Dans la foulée de la suspension des activités des partis politiques par le gouvernement lors du Conseil des ministres du 10 avril, la Haute autorité de la communication (HAC) dans un communiqué qui a suscité la consternation, l’indignation, invite les médias à ne pas couvrir les activités des formations politiques.
« La Haute Autorité de la communication invite tous les médias (radios, télés, journaux écrits et en ligne) à arrêter toute diffusion et publication des activités des partis politiques et des activités à caractère politique des associations », a exhorté la HAC dans son communiqué destiné aux responsables.
La chansonnette pour faire plaisir aux principes du jour va créer le tollé avec le rejet de la mesure, à l’unanimité, par les faitières des organisations de la presse malienne, la Maison presse.
A l’issue d’une réunion d’urgence tenue le jeudi 11 avril à cet effet, le bureau de la Maison de la presse dirigé par Bandiougou DANTE a sorti son gond pour recadrer la HAC qui a outrepassé son mandat.
Le Président de la Maison de la Presse, Bandiougou DANTE a déclaré que cette décision constitue une atteinte flagrante à la liberté de la presse et au droit fondamental des citoyens à être informés.
Face à cette tentative de museler la voix des médias maliens, la Maison de la Presse a appelé à la résistance. Elle a invité l’ensemble des journalistes du pays à ne pas se soumettre aux injonctions arbitraires de la HAC et à demeurer unis dans la défense de la liberté d’expression.

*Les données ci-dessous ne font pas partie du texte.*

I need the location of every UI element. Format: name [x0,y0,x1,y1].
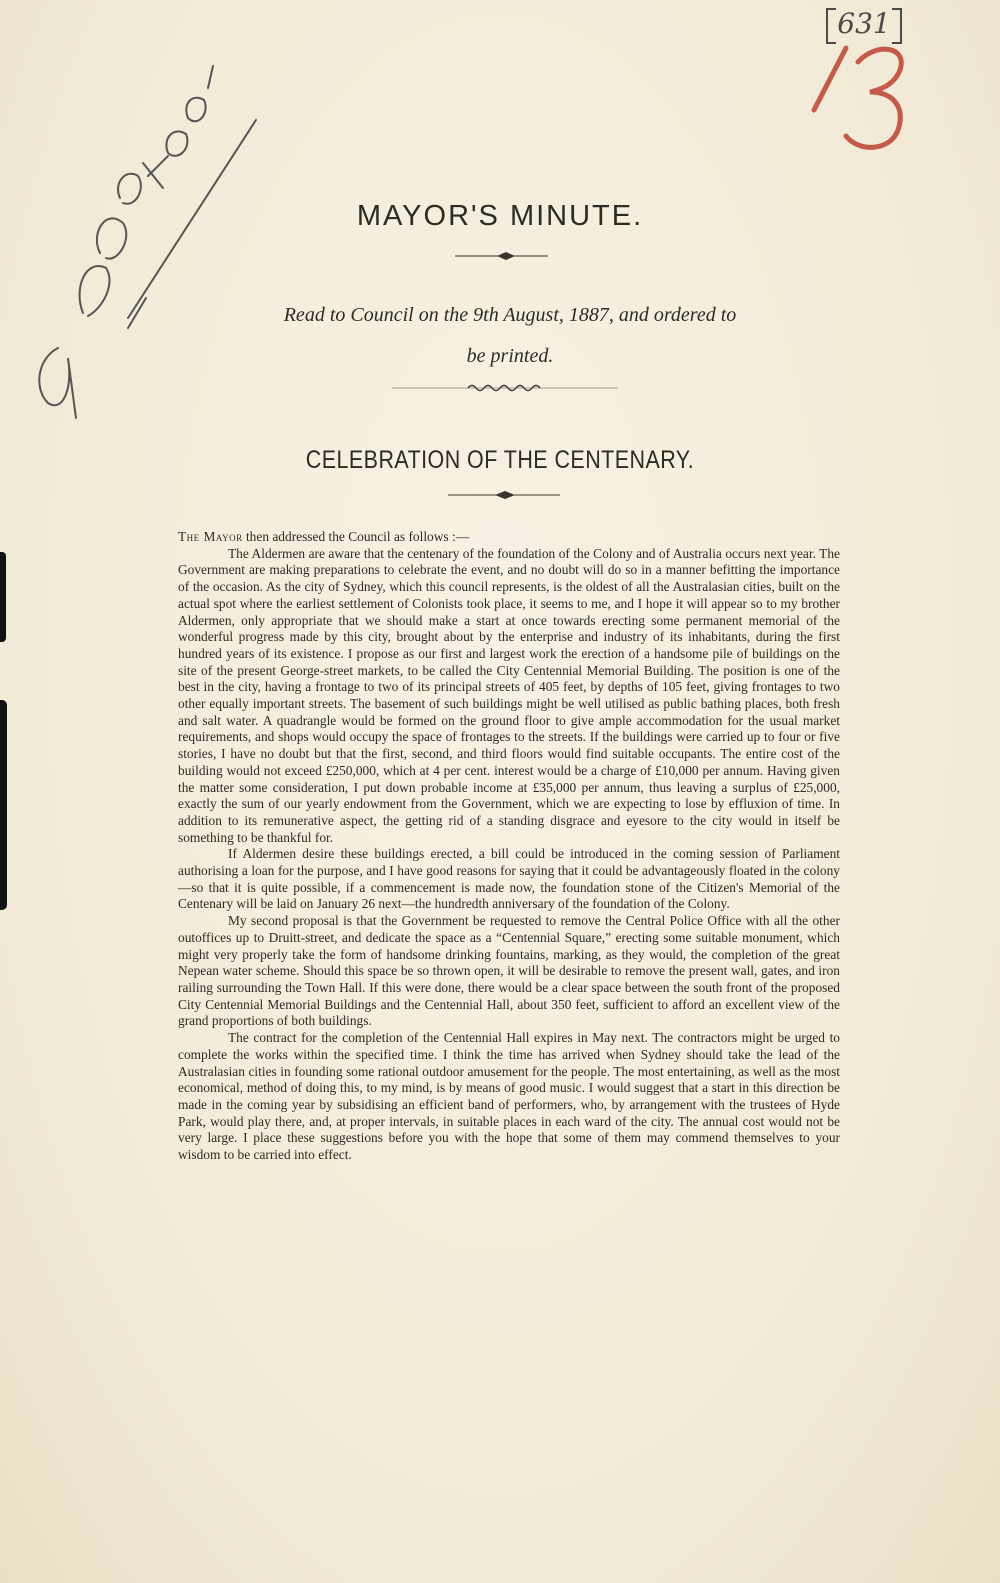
handwritten-reference-number: 631 [824,2,904,46]
wavy-divider [0,378,1000,398]
mayor-label: The Mayor [178,529,243,544]
paragraph: My second proposal is that the Government be requested to remove the Central Police Office with all the other outoffices up to Druitt-street, and dedicate the space as a “Centennial Square,” erecting some suitable monument, which might very properly take the form of handsome drinking fountains, marking, as they would, the completion of the great Nepean water scheme. Should this space be so thrown open, it will be desirable to remove the present wall, gates, and iron railing surrounding the Town Hall. If this were done, there would be a clear space between the south front of the proposed City Centennial Memorial Buildings and the Centennial Hall, about 350 feet, sufficient to afford an excellent view of the grand proportions of both buildings. [178,913,840,1029]
document-title: MAYOR'S MINUTE. [356,200,644,232]
document-subtitle [190,295,830,377]
intro-text: then addressed the Council as follows :— [242,529,470,544]
section-heading: CELEBRATION OF THE CENTENARY. [305,446,695,474]
binding-edge [0,0,8,1583]
intro-line [178,529,840,546]
paragraph: The Aldermen are aware that the centenary of the foundation of the Colony and of Australia occurs next year. The Government are making preparations to celebrate the event, and no doubt will do so in a manner befitting the importance of the occasion. As the city of Sydney, which this council represents, is the oldest of all the Australasian cities, built on the actual spot where the earliest settlement of Colonists took place, it seems to me, and I hope it will appear so to my brother Aldermen, only appropriate that we should make a start at once towards erecting some permanent memorial of the wonderful progress made by this city, brought about by the enterprise and industry of its inhabitants, during the first hundred years of its existence. I propose as our first and largest work the erection of a handsome pile of buildings on the site of the present George-street markets, to be called the City Centennial Memorial Building. The position is one of the best in the city, having a frontage to two of its principal streets of 405 feet, by depths of 105 feet, giving frontages to two other equally important streets. The basement of such buildings might be well utilised as public bathing places, both fresh and salt water. A quadrangle would be formed on the ground floor to give ample accommodation for the usual market requirements, and shops would occupy the space of frontages to the streets. If the buildings were carried up to four or five stories, I have no doubt but that the first, second, and third floors would find suitable occupants. The entire cost of the building would not exceed £250,000, which at 4 per cent. interest would be a charge of £10,000 per annum. Having given the matter some consideration, I put down probable income at £35,000 per annum, thus leaving a surplus of £25,000, exactly the sum of our yearly endowment from the Government, which we are expecting to lose by effluxion of time. In addition to its remunerative aspect, the getting rid of a standing disgrace and eyesore to the city would in itself be something to be thankful for. [178,545,840,845]
binding-mark [0,552,6,642]
handwritten-red-number [796,40,926,160]
subtitle-line: Read to Council on the 9th August, 1887, and ordered to [283,304,737,326]
binding-mark [0,700,7,910]
divider-ornament [0,246,1000,266]
paragraph: The contract for the completion of the Centennial Hall expires in May next. The contractors might be urged to complete the works within the specified time. I think the time has arrived when Sydney should take the lead of the Australasian cities in founding some rational outdoor amusement for the people. The most entertaining, as well as the most economical, method of doing this, to my mind, is by means of good music. I would suggest that a start in this direction be made in the coming year by subsidising an efficient band of performers, who, by arrangement with the trustees of Hyde Park, would play there, and, at proper intervals, in suitable places in each ward of the city. The annual cost would not be very large. I place these suggestions before you with the hope that some of them may commend themselves to your wisdom to be carried into effect. [178,1030,840,1163]
paragraph: If Aldermen desire these buildings erected, a bill could be introduced in the coming session of Parliament authorising a loan for the purpose, and I have good reasons for saying that it could be advantageously floated in the colony—so that it is quite possible, if a commencement is made now, the foundation stone of the Citizen's Memorial of the Centenary will be laid on January 26 next—the hundredth anniversary of the foundation of the Colony. [178,846,840,912]
minute-body [178,529,840,1164]
subtitle-line: be printed. [466,345,554,367]
divider-ornament [0,485,1000,505]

Dans un contexte où la démocratie et les droits humains sont fragiles, elle a souligné la nécessité pour la presse de rester vigilante et mobilisée pour garantir l’accès à une information libre et impartiale pour tous les citoyens maliens.
La Maison de la Presse a également affirmé « sa détermination à utiliser tous les moyens légaux à sa disposition pour contrer ces tentatives de censure ». Elle a promis de « prendre toutes les mesures nécessaires pour assurer le respect de la liberté de la presse au Mali ».
La situation actuelle représente un véritable test pour la liberté d’expression et de presse au Mali. Face à ces menaces, bon nombre d’acteurs politiques et de leaders de mouvements associatifs ont exprimé leur solidarité avec les journalistes maliens dans leur lutte pour la liberté d’information.
Le président du Comité des experts de la Maison de la presse, Mamadou DABO, a rétorqué en disant que « ce n’est pas à la HAC de nous dicter la conduite rédactionnelle à tenir. Aucune loi ne lui autorise cela, ni aucun principe déontologique. Ce n’est pas parce que le gouvernement a interdit les activités des partis [et associations] politiques que la presse ne leur donne pas la parole. Au-delà de l’interdiction, le coup d’État est un crime indescriptible mais les journalistes donnent la parole aux putschistes. Nous demandons à la HAC un peu de respect pour la presse et la liberté d’expression ».